À cet égard, l'administration admet de retenir comme étant affectée à l'activité d'animation de la holding la valeur vénale des immeubles ou parties d'immeubles :

  • qu'elle détient (ou la fraction de la valeur vénale des titres qu'elle détient dans une filiale foncière qu'elle contrôle, représentative des immeubles ou parties d'immeuble) ;
  • et qui sont donnés en location exclusivement pour l'exercice de l'activité industrielle, commerciale, artisanale, agricole ou libérale d'une filiale animée du groupe.

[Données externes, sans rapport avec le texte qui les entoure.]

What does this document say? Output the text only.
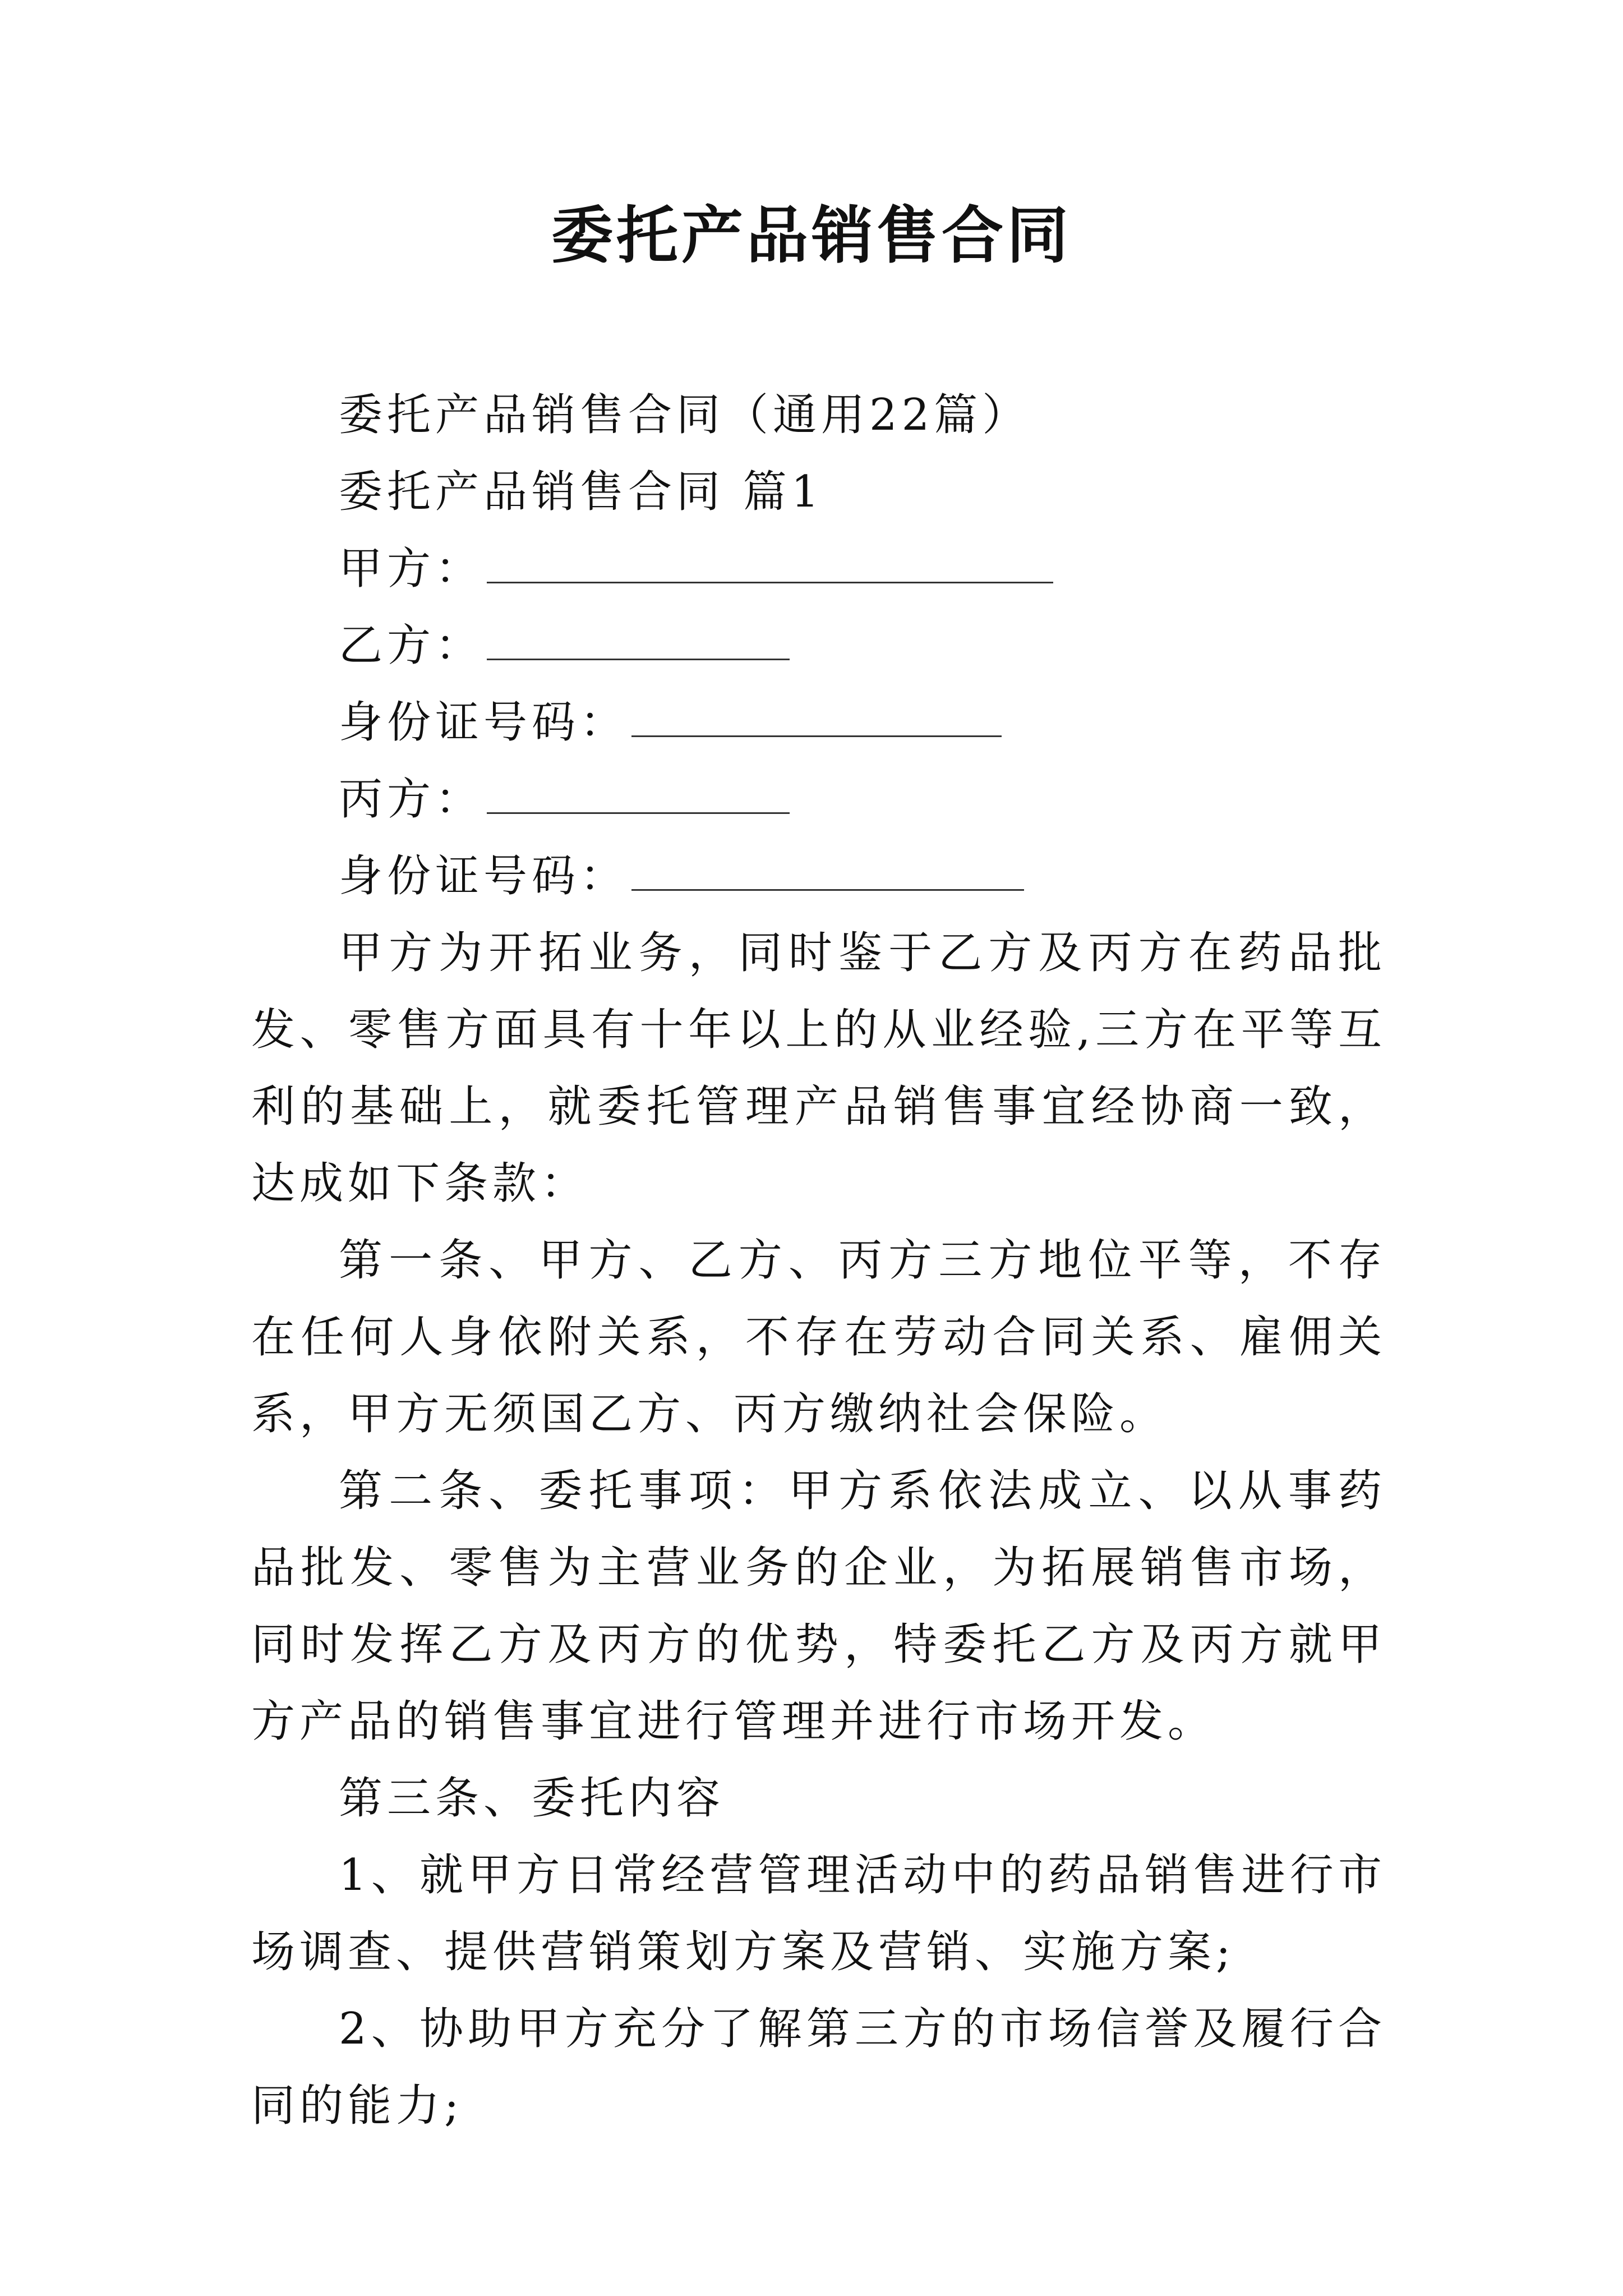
委托产品销售合同
委托产品销售合同（通用22篇）
委托产品销售合同 篇1
甲方：
乙方：
身份证号码：
丙方：
身份证号码：
甲方为开拓业务，同时鉴于乙方及丙方在药品批发、零售方面具有十年以上的从业经验,三方在平等互利的基础上，就委托管理产品销售事宜经协商一致，达成如下条款：
第一条、甲方、乙方、丙方三方地位平等，不存在任何人身依附关系，不存在劳动合同关系、雇佣关系，甲方无须国乙方、丙方缴纳社会保险。
第二条、委托事项：甲方系依法成立、以从事药品批发、零售为主营业务的企业，为拓展销售市场，同时发挥乙方及丙方的优势，特委托乙方及丙方就甲方产品的销售事宜进行管理并进行市场开发。
第三条、委托内容
1、就甲方日常经营管理活动中的药品销售进行市场调查、提供营销策划方案及营销、实施方案;
2、协助甲方充分了解第三方的市场信誉及履行合同的能力;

En revanche, sont exclus les immeubles ou parties d'immeuble loués à une société non contrôlée du groupe ou qui n'exerce pas une activité opérationnelle, ou encore à une société tierce.

À noter

L'administration illustre l'hypothèse d'un immeuble détenu via une filiale foncière.

Dans le cas où une holding détiendrait à 100 % une société civile immobilière (SCI) qui donne en location un immeuble à une société du groupe contrôlée et animée pour l'exploitation de l'activité industrielle de cette société, dont la holding détient 80 %, la fraction de la valeur vénale des parts de la SCI représentative de l'immeuble loué est retenue à hauteur de 100 % et non de 80 %.

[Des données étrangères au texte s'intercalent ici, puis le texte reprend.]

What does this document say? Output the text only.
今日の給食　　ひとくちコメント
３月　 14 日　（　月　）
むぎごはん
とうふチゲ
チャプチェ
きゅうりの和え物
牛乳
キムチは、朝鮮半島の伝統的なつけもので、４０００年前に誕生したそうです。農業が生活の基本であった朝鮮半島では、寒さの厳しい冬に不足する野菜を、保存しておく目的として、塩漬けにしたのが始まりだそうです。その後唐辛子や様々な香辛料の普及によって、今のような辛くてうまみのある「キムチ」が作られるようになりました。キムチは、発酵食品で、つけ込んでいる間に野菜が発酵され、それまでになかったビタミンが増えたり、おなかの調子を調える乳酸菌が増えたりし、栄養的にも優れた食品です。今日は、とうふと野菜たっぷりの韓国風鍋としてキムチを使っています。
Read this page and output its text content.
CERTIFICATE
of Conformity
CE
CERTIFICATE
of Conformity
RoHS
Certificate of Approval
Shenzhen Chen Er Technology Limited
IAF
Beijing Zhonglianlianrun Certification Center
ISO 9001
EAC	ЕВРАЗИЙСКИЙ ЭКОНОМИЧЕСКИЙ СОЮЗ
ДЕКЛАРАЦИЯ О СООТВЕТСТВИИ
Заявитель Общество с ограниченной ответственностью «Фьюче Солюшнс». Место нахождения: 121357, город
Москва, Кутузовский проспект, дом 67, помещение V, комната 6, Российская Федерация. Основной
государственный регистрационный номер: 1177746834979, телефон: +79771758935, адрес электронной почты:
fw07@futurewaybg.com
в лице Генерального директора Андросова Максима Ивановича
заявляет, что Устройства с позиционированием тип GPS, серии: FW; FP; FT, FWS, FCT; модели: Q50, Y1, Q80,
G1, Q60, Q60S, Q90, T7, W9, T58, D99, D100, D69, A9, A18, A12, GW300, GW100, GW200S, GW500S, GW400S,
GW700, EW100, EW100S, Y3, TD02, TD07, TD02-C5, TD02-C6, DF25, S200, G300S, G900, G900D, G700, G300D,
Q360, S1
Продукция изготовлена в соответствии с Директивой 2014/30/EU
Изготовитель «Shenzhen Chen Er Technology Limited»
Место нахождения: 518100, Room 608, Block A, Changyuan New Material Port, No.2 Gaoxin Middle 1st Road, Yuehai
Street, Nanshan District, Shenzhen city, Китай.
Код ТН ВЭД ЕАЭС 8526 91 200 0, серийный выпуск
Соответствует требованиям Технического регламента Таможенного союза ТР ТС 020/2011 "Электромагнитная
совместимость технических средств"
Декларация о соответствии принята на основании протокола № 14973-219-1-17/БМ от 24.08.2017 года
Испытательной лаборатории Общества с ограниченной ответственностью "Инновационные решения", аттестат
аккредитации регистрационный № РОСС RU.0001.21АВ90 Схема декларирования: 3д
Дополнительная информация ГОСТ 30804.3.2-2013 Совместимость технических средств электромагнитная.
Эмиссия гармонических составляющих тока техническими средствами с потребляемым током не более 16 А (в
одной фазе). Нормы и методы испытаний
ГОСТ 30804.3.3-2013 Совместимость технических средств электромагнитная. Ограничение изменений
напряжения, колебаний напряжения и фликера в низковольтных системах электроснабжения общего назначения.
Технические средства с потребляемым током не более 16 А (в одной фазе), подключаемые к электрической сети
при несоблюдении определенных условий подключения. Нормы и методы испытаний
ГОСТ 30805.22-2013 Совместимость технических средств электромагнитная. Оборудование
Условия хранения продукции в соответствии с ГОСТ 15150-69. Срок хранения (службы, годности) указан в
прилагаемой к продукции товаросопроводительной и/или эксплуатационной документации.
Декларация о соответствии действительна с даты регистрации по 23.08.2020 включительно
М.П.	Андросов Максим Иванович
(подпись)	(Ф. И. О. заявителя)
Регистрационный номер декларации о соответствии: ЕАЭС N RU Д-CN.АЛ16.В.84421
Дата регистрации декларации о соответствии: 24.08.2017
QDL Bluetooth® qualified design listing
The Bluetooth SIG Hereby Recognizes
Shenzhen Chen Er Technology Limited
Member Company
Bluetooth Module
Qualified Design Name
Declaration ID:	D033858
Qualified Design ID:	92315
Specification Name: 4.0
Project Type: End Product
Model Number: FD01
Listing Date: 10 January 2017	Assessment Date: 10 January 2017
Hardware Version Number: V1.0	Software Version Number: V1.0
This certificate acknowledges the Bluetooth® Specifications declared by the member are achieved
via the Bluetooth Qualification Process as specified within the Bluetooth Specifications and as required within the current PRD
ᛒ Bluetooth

Conclusion d'un engagement collectif après le décès

À l'instar de la solution admise dans le cas d'un engagement souscrit avant la transmission, l'administration précise que les parts ou actions détenues au décès par une société interposée dans une société ayant une activité industrielle, commerciale, artisanale, agricole ou libérale peuvent faire l'objet d'un engagement collectif de conservation conclu par ladite société interposée avec d'autres associés dans les 6 mois du décès(BOI précité n° 220) .

Transmission d'une entreprise individuelle

Biens concernés

L'administration reprend le principe dégagé par la Cour de cassation dans son arrêt du 9 février 2022 n° 20-10.753, selon lequel l'inscription des biens meubles et immeubles, corporels ou incorporels au bilan, ou leur mention sur le document en tenant lieu, en font présumer le caractère affecté à l'exploitation de l'entreprise, l'administration ayant la faculté de rapporter la preuve qu'ils ne sont pas nécessairement et effectivement affectés à celle-ci (BOI-ENR-DMTG-10‑20‑40-40 n° 10) .

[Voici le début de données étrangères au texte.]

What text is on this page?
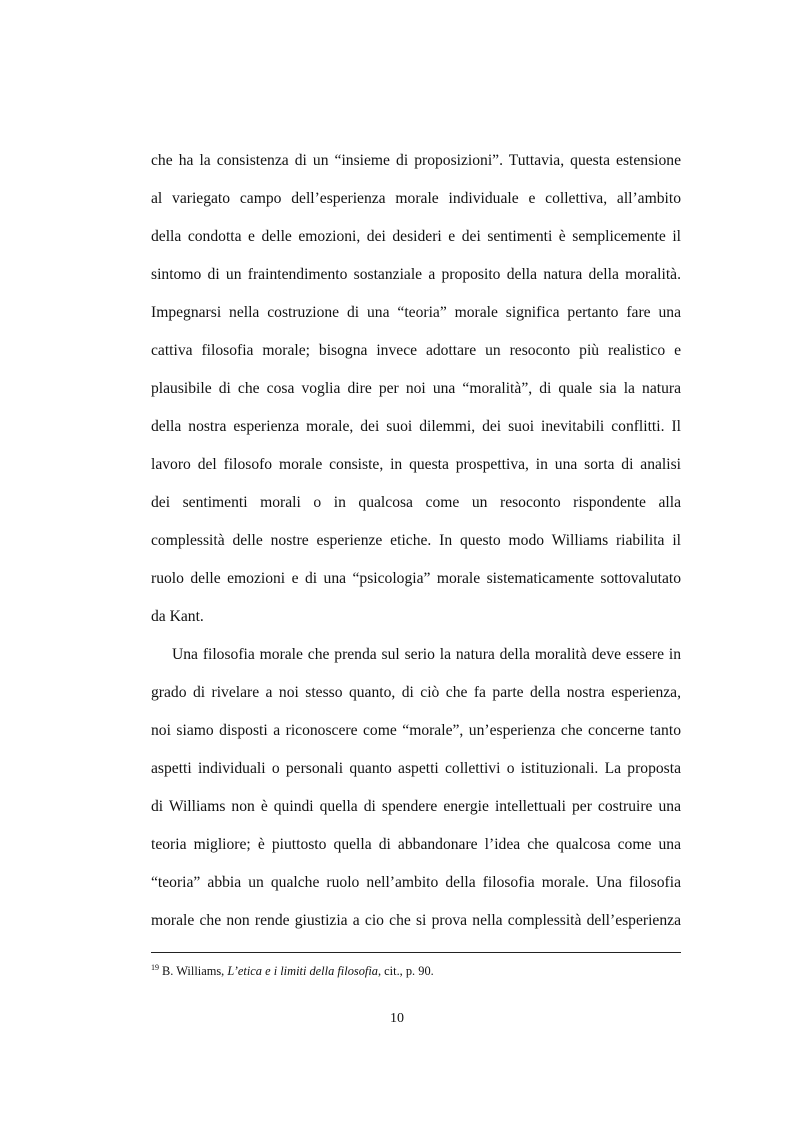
che ha la consistenza di un “insieme di proposizioni”. Tuttavia, questa estensione
al variegato campo dell’esperienza morale individuale e collettiva, all’ambito
della condotta e delle emozioni, dei desideri e dei sentimenti è semplicemente il
sintomo di un fraintendimento sostanziale a proposito della natura della moralità.
Impegnarsi nella costruzione di una “teoria” morale significa pertanto fare una
cattiva filosofia morale; bisogna invece adottare un resoconto più realistico e
plausibile di che cosa voglia dire per noi una “moralità”, di quale sia la natura
della nostra esperienza morale, dei suoi dilemmi, dei suoi inevitabili conflitti. Il
lavoro del filosofo morale consiste, in questa prospettiva, in una sorta di analisi
dei sentimenti morali o in qualcosa come un resoconto rispondente alla
complessità delle nostre esperienze etiche. In questo modo Williams riabilita il
ruolo delle emozioni e di una “psicologia” morale sistematicamente sottovalutato
da Kant.
Una filosofia morale che prenda sul serio la natura della moralità deve essere in
grado di rivelare a noi stesso quanto, di ciò che fa parte della nostra esperienza,
noi siamo disposti a riconoscere come “morale”, un’esperienza che concerne tanto
aspetti individuali o personali quanto aspetti collettivi o istituzionali. La proposta
di Williams non è quindi quella di spendere energie intellettuali per costruire una
teoria migliore; è piuttosto quella di abbandonare l’idea che qualcosa come una
“teoria” abbia un qualche ruolo nell’ambito della filosofia morale. Una filosofia
morale che non rende giustizia a cio che si prova nella complessità dell’esperienza
$^{19}$ B. Williams, L’etica e i limiti della filosofia, cit., p. 90.
10
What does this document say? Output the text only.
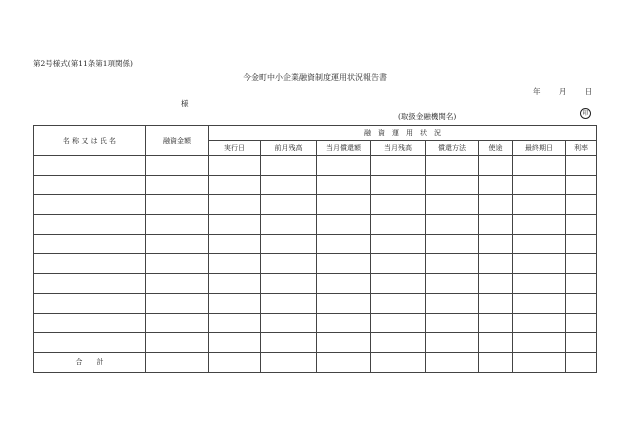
第2号様式(第11条第1項関係)
今金町中小企業融資制度運用状況報告書
年 月 日
様
(取扱金融機関名)	印
名 称 又 は 氏 名	融資金額	融　資　運　用　状　況							
		実行日	前月残高	当月償還額	当月残高	償還方法	使途	最終期日	利率

合　　計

Elle supprime en conséquence ses commentaires indiquant que les biens affectés à l'exploitation sont les biens nécessaires à l'exercice de la profession, indépendamment de leur inscription à l'actif du bilan de l'entreprise.

L'exonération partielle ne s'applique pas à un fonds de commerce donné en location-gérance à une société d'exploitation. L'administration admet, en revanche, que l'exonération s'applique, toutes autres conditions satisfaites, lors de la transmission du fonds de commerce préalablement donné en location-gérance à l'un de ses héritiers, donataires ou légataires(BOI précité n° 15) .

Poursuite de l'exploitation de l'entreprise par l'un des héritiers ou donataires

L'un des héritiers, donataires ou légataires doit effectivement poursuivre, pendant les 3 années qui suivent la date de la transmission, l'exploitation de l'entreprise (CGI art. 787 C, c) . L'administration supprime ses commentaires relatifs à l'exigence que le bénéficiaire de la transmission exerce à titre habituel et principal son activité au sein de l'entreprise (BOI précité n° 90) .

  • L'administration intègre donc les récentes modifications législatives, sans apport doctrinal. Indépendamment de la prise en compte de ces mesures légales, elle délivre des précisions nouvelles et supprime certains commentaires ; ce sont sur ces aspects que nous nous sommes attardés ci-dessus.
  • Signalons que les commentaires relatifs à la transmission des entreprises individuelles (BOI-ENR-DMTG-10‑20‑40-40) sont modifiés pour la première fois depuis leur mise en ligne dans le cadre de la consultation publique du 6 avril 2021.